What Is Slashing in Hockey?
In any sport that involves a stick—ice hockey, lacrosse, or field hockey, for instance—there's a chance that, whether intentionally or not, a player will use the stick in a way that could cause injury to an opponent. In ice hockey, this
has led to a class of penalties called "stick fouls," designed to ensure safety and to encourage players to keep their sticks on the ice, where they can do as little damage as possible. One of the more common stick fouls is the slashing penalty,
defined in the rules of USA Hockey as
the act of a player swinging his stick at an opponent, whether contact is made, or not. Any forceful chop with the stick on an opponent's body or opponent's stick, on or near the opponent's hands, shall be considered slashing.
It is also considered hockey slashing if a player makes stick contact with an opposing goalkeeper who is in the goal crease and who has covered or caught the puck.
The slashing definition seems pretty cut-and-dry, but it turns out that there's plenty of gray area because much is left to the referees' discretion. For instance, refs have traditionally allowed non-aggressive stick contact with the pants or shin
guards of another player to go unpunished, adopting a sort of "no harm, no foul" attitude as a way to keep the game moving. Also, a "slap" with the flat side of the stick blade, rather than its sharp edges, is rarely penalized.
The majority of slashing penalties are of the accidental variety. A useful defensive strategy is to use your stick to hook or lift an opposing player's stick, causing him or her to lose control of the puck. It's an effective way to force a turnover
or to keep an opposing player from receiving a pass in front of goal. The problem is that you need to accomplish such a defensive move without the swinging or chopping motions that are the hallmarks of a slashing penalty. It is also vital to keep
your stick away from the opponent's gloves, as any contact between stick and gloves will result in a spell in the "sin bin."
Hockey Slashing Calls
To signal a slashing penalty, the referee makes a chopping motion with one hand against the opposite forearm, and the offending player is assessed a minor or a major penalty, depending on the severity of the infraction. A standard slashing call
results in a minor penalty (2 minutes in the penalty box), but if the slash causes an injury, it's a major penalty (5 minutes in the box) plus a game misconduct (the player is ejected for the rest of the game). A player may also receive a game
misconduct penalty if the referee deems that there was intent to injure.

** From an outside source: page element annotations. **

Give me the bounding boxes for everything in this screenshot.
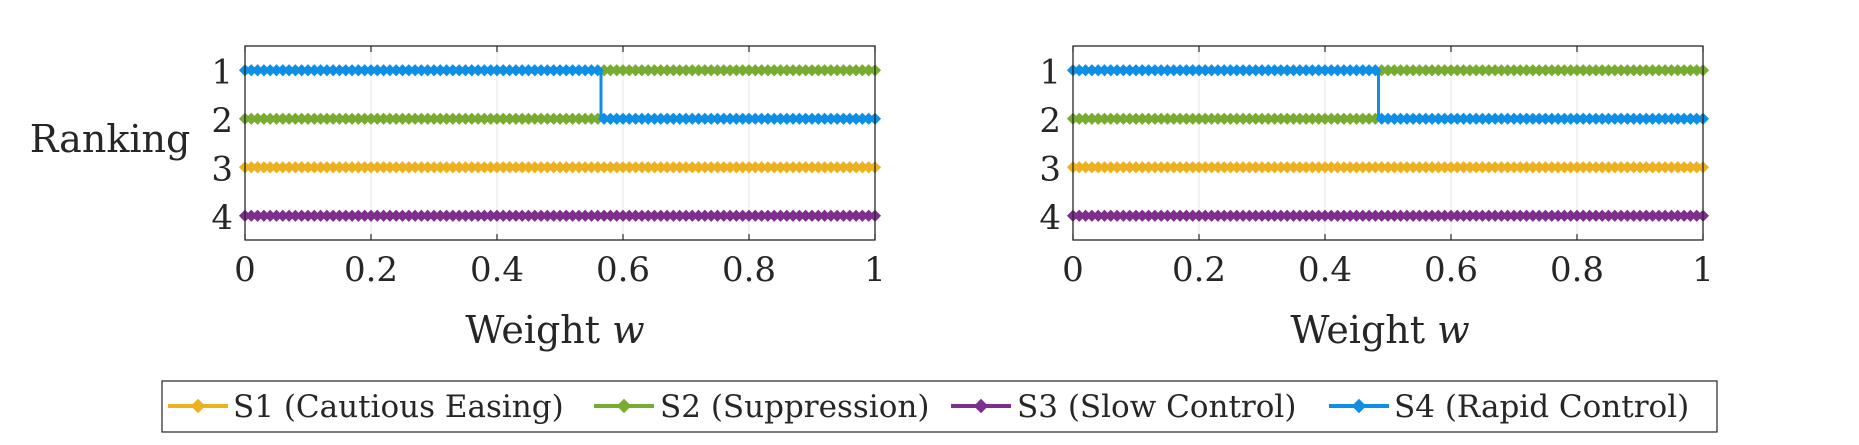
legend-item-s1: S1 (Cautious Easing) [168, 389, 564, 425]
series-s1 [1066, 161, 1710, 174]
y-tick-label: 2 [211, 101, 233, 141]
x-tick-label: 0.2 [1172, 250, 1226, 290]
x-axis-label-symbol: w [612, 308, 645, 352]
data-point-s4 [591, 64, 604, 77]
plot-area [245, 46, 875, 240]
y-tick-label: 3 [1039, 149, 1061, 189]
series-s2 [1066, 64, 1710, 125]
legend-label-s4: S4 (Rapid Control) [1394, 389, 1689, 425]
x-tick-label: 0.6 [596, 250, 650, 290]
legend-item-s4: S4 (Rapid Control) [1329, 389, 1689, 425]
x-axis-label-symbol: w [1437, 308, 1470, 352]
series-s1 [238, 161, 882, 174]
legend-label-s1: S1 (Cautious Easing) [233, 389, 564, 425]
series-s4 [238, 64, 882, 125]
legend-marker-s3 [973, 398, 989, 414]
data-point-s4 [1369, 64, 1382, 77]
y-tick-label: 4 [1039, 198, 1061, 238]
x-tick-label: 0.2 [344, 250, 398, 290]
series-s3 [1066, 209, 1710, 222]
series-s2 [238, 64, 882, 125]
plot-area [1073, 46, 1703, 240]
legend-marker-s2 [616, 398, 632, 414]
legend-item-s2: S2 (Suppression) [594, 389, 929, 425]
y-tick-label: 1 [211, 52, 233, 92]
x-tick-label: 0.8 [722, 250, 776, 290]
x-axis-label-right: Weight w [1290, 308, 1469, 352]
legend-marker-s4 [1351, 398, 1367, 414]
chart-panel-right: 0 0.2 0.4 0.6 0.8 1 1 2 3 4 [1039, 45, 1714, 290]
x-tick-label: 0.4 [470, 250, 524, 290]
x-tick-label: 0.4 [1298, 250, 1352, 290]
legend-label-s3: S3 (Slow Control) [1017, 389, 1296, 425]
series-s4 [1066, 64, 1710, 125]
x-axis-label-left: Weight w [465, 308, 644, 352]
legend-marker-s1 [190, 398, 206, 414]
y-tick-label: 4 [211, 198, 233, 238]
legend-item-s3: S3 (Slow Control) [951, 389, 1296, 425]
x-axis-label-text: Weight [465, 308, 612, 352]
x-tick-label: 0.6 [1424, 250, 1478, 290]
y-tick-label: 3 [211, 149, 233, 189]
legend: S1 (Cautious Easing) S2 (Suppression) S3… [161, 380, 1718, 433]
chart-panel-left: 0 0.2 0.4 0.6 0.8 1 1 2 3 4 [211, 45, 886, 290]
x-tick-label: 0 [234, 250, 256, 290]
y-tick-label: 1 [1039, 52, 1061, 92]
x-tick-label: 0 [1062, 250, 1084, 290]
legend-box [161, 380, 1718, 433]
x-axis-label-text: Weight [1290, 308, 1437, 352]
x-tick-label: 1 [1692, 250, 1714, 290]
axes-box [1072, 45, 1704, 241]
axes-box [244, 45, 876, 241]
y-tick-label: 2 [1039, 101, 1061, 141]
series-s3 [238, 209, 882, 222]
y-axis-label: Ranking [30, 117, 191, 161]
x-tick-label: 1 [864, 250, 886, 290]
legend-label-s2: S2 (Suppression) [660, 389, 929, 425]
x-tick-label: 0.8 [1550, 250, 1604, 290]
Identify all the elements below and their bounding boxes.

For the 2017-18 season, the NHL announced that it would be cracking down on slashing, adhering more closely to the slashing definition in the rulebook. This new focus on slashing was the result of a few recent high-profile hand injuries caused by
stick blades, such as when Pittsburgh's Sidney Crosby partially severed the fingertip of Ottawa defenseman Marc Methot. The practice of "tapping" an opponent's gloves with the blade of the stick to throw him off stride had been mostly allowed,
but the league is now attempting to encourage players to keep sticks down. Too often, these "mini slashes" are last-ditch attempts by a defender to slow or disrupt a very fast or highly skilled player—the kind of players who fill the seats
of the hockey arena.
As a player, the best way to avoid a slashing call is to keep your stick on the ice unless you are attempting to lift another player's stick. It's also vital that you never let your stick's blade or shaft hit another player's gloves, as that will
draw a penalty every time. For a long time, some level of slashing has been considered "part of the game," but the governing bodies of amateur and professional hockey are trying to change that mindset.